Europe's fishing industry will not be sacrificed to secure a free trade deal with the UK, Minister for Foreign Affairs Simon Coveney has said.
Although he hopes that signs of a deal will emerge from ongoing Brexit negotiations early next month, Mr Coveney said time was running out with two critical stumbling blocks remaining – fair commercial competition and fishing.
He was addressing the Oireachtas Committee on the Implementation of the Good Friday Agreement which was seeking an update on EU-UK negotiations as the end of the Brexit transition period approaches.
“The EU is not going to sell out its fishing industry to get a trade deal on Brexit,” Mr Coveney said of what has now emerged as the key point of impasses in talks. “Of course there is an agreement to be negotiated that both sides can accept, but fishing won’t be sacrificed to get a deal.”
The Minister noted that the migratory nature of fish stocks – for instance mackerel that matures off Ireland before being fished in Scottish waters – meant they belonged to everyone, and needed to be managed effectively as a resource.
Fianna Fáil Senator Niall Blaney said he took comfort at the Minister's comments that fishing would not be sold out, "particularly [as] someone from a county like Donegal" which is heavily reliant on the industry.
While there are many other outstanding issues such as financial services, aviation, haulage, data protection, energy and judicial co-operation, the so-called “level playing field” also remains a major sticking point.
“There has to be an agreement on a whole series of principles around fair competition in order for the foundations to be laid for that free trade agreement,” Mr Coveney told the committee.
“Because there is no way the EU will sign up to an agreement if they believe that this, or a future British government, can, for example, decide to...provide financial supports through state aid that go way beyond what the EU can do to create competitive advantage for their own companies to be able to sell into the EU single market tariff free.

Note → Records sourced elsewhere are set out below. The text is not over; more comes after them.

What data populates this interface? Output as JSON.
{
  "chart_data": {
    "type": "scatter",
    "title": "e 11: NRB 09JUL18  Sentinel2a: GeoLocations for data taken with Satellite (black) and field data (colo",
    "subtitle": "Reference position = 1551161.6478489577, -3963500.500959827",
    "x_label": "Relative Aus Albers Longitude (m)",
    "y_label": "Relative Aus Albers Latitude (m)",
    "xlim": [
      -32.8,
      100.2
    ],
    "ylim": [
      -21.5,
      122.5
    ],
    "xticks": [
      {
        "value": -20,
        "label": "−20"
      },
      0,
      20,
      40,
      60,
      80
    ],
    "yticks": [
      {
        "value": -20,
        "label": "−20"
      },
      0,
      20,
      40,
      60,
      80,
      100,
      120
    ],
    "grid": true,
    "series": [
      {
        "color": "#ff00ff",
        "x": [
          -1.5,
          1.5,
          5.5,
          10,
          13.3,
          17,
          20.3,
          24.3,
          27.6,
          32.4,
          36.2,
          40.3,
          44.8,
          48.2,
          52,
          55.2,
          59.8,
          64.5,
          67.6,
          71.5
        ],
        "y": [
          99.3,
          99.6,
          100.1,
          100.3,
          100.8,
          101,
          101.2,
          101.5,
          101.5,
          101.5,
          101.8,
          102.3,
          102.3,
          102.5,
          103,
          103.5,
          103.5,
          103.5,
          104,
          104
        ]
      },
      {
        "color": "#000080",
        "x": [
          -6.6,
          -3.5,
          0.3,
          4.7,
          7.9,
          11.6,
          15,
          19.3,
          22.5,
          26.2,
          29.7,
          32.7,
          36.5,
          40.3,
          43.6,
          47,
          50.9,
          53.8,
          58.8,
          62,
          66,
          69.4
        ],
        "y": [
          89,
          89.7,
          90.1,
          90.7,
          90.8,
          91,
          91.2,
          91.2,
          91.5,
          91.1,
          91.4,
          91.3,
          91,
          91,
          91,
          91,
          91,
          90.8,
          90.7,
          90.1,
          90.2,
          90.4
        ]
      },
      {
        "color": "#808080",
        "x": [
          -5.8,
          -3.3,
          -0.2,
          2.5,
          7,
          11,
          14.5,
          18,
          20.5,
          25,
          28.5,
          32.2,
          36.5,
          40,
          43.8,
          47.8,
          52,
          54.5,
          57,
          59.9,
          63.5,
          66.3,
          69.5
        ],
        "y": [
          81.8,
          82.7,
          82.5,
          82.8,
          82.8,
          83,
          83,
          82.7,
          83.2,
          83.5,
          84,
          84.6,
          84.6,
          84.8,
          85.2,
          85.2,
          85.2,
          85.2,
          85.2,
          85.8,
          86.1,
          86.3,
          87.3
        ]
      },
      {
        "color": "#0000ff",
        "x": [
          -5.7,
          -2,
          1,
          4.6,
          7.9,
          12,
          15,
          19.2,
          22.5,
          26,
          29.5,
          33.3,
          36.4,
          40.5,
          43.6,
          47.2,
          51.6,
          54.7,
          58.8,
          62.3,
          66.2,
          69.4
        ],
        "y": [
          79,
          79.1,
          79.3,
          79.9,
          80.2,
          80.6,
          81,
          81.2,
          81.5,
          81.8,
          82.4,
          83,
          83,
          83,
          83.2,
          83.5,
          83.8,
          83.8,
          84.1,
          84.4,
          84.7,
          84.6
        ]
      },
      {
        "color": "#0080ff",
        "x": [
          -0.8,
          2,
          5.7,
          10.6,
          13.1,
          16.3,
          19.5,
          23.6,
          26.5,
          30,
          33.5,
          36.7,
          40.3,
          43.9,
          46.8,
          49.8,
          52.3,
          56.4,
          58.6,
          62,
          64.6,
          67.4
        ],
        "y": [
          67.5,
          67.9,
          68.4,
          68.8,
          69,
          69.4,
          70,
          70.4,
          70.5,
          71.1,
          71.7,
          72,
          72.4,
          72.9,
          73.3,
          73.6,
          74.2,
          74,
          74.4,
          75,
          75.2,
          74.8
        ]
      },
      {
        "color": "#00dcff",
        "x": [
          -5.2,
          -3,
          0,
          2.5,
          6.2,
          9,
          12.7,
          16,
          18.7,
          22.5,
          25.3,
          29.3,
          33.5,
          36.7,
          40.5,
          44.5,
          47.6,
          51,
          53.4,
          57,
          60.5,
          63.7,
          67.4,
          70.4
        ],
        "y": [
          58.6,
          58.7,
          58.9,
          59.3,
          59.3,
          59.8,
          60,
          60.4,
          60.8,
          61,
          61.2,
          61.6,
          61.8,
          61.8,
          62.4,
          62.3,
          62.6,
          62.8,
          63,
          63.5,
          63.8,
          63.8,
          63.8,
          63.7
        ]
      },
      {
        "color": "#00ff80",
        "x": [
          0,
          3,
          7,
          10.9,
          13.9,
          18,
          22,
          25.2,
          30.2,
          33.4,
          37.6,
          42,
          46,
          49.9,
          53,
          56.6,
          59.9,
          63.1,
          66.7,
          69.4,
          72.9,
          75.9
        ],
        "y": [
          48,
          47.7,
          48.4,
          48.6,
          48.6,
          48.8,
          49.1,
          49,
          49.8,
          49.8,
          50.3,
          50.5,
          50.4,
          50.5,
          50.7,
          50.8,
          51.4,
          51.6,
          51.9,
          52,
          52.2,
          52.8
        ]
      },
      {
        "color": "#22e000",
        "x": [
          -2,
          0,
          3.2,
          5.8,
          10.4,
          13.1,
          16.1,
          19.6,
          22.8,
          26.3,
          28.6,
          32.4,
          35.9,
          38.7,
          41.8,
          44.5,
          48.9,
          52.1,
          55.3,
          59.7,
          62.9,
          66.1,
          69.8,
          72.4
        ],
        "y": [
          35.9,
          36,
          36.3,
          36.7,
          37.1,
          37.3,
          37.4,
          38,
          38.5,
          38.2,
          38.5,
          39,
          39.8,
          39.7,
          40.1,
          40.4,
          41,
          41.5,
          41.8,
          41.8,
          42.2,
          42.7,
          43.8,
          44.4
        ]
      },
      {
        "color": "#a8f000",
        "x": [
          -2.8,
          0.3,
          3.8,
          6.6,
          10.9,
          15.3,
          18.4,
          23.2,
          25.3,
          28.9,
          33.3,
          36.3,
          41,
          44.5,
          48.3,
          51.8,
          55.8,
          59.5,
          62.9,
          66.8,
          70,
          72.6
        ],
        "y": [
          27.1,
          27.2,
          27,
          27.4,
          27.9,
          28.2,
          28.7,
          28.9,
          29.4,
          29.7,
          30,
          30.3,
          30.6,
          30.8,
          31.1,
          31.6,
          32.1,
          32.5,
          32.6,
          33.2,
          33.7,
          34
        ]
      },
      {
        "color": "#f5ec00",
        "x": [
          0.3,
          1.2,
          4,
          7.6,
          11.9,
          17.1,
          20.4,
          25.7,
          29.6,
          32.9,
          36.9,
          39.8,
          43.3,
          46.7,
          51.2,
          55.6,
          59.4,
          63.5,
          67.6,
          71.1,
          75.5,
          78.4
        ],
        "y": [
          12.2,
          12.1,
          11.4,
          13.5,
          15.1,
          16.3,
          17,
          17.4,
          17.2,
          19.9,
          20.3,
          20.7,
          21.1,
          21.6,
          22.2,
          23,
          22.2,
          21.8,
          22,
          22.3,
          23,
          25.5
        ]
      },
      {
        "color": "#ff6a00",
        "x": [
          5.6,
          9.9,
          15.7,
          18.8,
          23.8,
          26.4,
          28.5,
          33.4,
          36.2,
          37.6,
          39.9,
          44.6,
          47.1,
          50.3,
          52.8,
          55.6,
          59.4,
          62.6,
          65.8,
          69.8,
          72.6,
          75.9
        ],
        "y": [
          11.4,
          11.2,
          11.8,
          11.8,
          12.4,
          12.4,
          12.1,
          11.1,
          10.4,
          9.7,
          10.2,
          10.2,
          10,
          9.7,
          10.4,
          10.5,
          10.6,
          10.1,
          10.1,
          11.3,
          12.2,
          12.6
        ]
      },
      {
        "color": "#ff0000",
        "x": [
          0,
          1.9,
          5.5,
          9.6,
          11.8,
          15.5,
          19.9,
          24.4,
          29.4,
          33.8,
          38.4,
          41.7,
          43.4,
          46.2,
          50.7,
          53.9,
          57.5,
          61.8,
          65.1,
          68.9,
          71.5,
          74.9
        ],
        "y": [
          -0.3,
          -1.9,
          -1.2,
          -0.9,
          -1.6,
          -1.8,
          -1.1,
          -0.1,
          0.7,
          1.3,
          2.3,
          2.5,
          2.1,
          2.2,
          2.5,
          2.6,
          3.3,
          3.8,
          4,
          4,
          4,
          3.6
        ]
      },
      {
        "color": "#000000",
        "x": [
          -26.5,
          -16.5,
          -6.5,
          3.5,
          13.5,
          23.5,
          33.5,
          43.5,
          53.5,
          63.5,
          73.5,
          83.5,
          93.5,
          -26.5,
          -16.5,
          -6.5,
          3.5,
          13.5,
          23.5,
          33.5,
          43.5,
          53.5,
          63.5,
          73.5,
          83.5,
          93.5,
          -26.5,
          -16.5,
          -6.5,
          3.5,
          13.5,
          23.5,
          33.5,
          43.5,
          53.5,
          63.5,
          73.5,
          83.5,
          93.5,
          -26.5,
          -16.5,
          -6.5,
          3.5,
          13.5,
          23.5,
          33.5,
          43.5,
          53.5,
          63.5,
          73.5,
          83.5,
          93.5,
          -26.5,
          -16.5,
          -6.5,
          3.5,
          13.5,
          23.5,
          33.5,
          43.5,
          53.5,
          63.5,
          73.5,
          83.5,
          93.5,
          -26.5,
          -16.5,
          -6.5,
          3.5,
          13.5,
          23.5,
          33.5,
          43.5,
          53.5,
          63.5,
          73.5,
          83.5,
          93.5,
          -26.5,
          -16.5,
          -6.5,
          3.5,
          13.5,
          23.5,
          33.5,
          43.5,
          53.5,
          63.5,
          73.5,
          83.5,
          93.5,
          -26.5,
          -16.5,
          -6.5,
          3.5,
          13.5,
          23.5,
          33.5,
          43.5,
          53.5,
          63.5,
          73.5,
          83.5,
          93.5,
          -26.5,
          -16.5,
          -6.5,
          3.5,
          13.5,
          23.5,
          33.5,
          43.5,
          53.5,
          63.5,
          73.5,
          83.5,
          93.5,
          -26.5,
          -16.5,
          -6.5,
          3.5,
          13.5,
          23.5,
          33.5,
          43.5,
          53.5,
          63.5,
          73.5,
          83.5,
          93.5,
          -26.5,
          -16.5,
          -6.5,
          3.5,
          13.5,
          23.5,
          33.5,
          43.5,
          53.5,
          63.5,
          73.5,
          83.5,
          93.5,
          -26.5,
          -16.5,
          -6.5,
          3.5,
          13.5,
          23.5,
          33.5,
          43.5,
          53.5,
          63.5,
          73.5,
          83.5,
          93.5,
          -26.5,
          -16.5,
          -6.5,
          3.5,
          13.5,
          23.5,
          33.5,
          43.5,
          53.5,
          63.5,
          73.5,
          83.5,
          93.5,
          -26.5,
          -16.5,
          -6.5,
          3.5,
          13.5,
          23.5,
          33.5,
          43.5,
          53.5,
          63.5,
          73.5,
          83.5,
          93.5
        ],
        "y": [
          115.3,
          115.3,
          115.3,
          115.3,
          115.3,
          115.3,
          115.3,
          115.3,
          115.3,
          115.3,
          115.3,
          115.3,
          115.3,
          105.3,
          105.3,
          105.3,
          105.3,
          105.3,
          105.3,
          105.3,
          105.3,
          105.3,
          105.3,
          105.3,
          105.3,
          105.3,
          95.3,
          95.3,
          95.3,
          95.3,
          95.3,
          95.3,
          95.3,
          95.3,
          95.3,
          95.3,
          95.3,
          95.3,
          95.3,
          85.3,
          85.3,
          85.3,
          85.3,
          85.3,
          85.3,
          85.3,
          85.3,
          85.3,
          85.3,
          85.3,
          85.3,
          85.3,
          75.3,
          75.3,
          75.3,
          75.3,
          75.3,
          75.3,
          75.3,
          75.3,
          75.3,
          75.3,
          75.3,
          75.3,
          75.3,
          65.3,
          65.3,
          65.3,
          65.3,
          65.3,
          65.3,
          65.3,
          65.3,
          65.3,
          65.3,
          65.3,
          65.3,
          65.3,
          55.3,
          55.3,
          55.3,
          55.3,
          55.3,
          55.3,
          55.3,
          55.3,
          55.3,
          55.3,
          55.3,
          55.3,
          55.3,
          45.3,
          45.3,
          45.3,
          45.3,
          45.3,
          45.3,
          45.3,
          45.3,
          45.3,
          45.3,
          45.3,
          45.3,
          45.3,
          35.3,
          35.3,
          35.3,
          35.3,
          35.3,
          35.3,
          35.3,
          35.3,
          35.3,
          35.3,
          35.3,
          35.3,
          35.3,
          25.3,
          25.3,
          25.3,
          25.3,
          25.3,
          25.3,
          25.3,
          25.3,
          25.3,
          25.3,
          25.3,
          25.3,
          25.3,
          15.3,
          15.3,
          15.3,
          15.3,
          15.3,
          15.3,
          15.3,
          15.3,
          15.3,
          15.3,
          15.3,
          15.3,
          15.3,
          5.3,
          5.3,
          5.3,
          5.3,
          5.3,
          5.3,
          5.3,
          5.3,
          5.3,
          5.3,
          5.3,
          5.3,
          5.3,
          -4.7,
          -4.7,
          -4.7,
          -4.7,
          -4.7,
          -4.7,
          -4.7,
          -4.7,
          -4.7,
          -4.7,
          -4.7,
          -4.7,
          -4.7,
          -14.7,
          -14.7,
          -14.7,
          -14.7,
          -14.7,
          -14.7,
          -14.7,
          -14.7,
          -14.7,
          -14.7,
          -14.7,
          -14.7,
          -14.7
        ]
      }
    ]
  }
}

Why would they ever facilitate that?”
Stressing the cost of not securing a trade deal, Mr Coveney said that in the agrifood sector tariffs of up to €1.5 billion would be placed on Irish exports to the UK worth €5.5 billion, a burden likely to make them unsustainable in the context of foreign competition.
As crunch time in talks nears there is general agreement that the implementation of the Northern Ireland protocol – the arrangement within the already-agreed Brexit withdrawal agreement that prevents the return of a hard border on the island of Ireland – would be smoothed by a free trade agreement.
Mr Coveney told Thursday’s committee that much of the UK’s difficulties with the protocol, including the requirement for businesses in Northern Ireland to have export summary declarations on goods being shipped to Britain, would be nullified by such a trade deal.
However, fishing has now become the bête noire of negotiations. On Tuesday the former UK Tory leader William Hague warned that the EU needed to be "a bit more realistic" on the issue if a trade deal was to be realised by the end of the transition period on December 31st.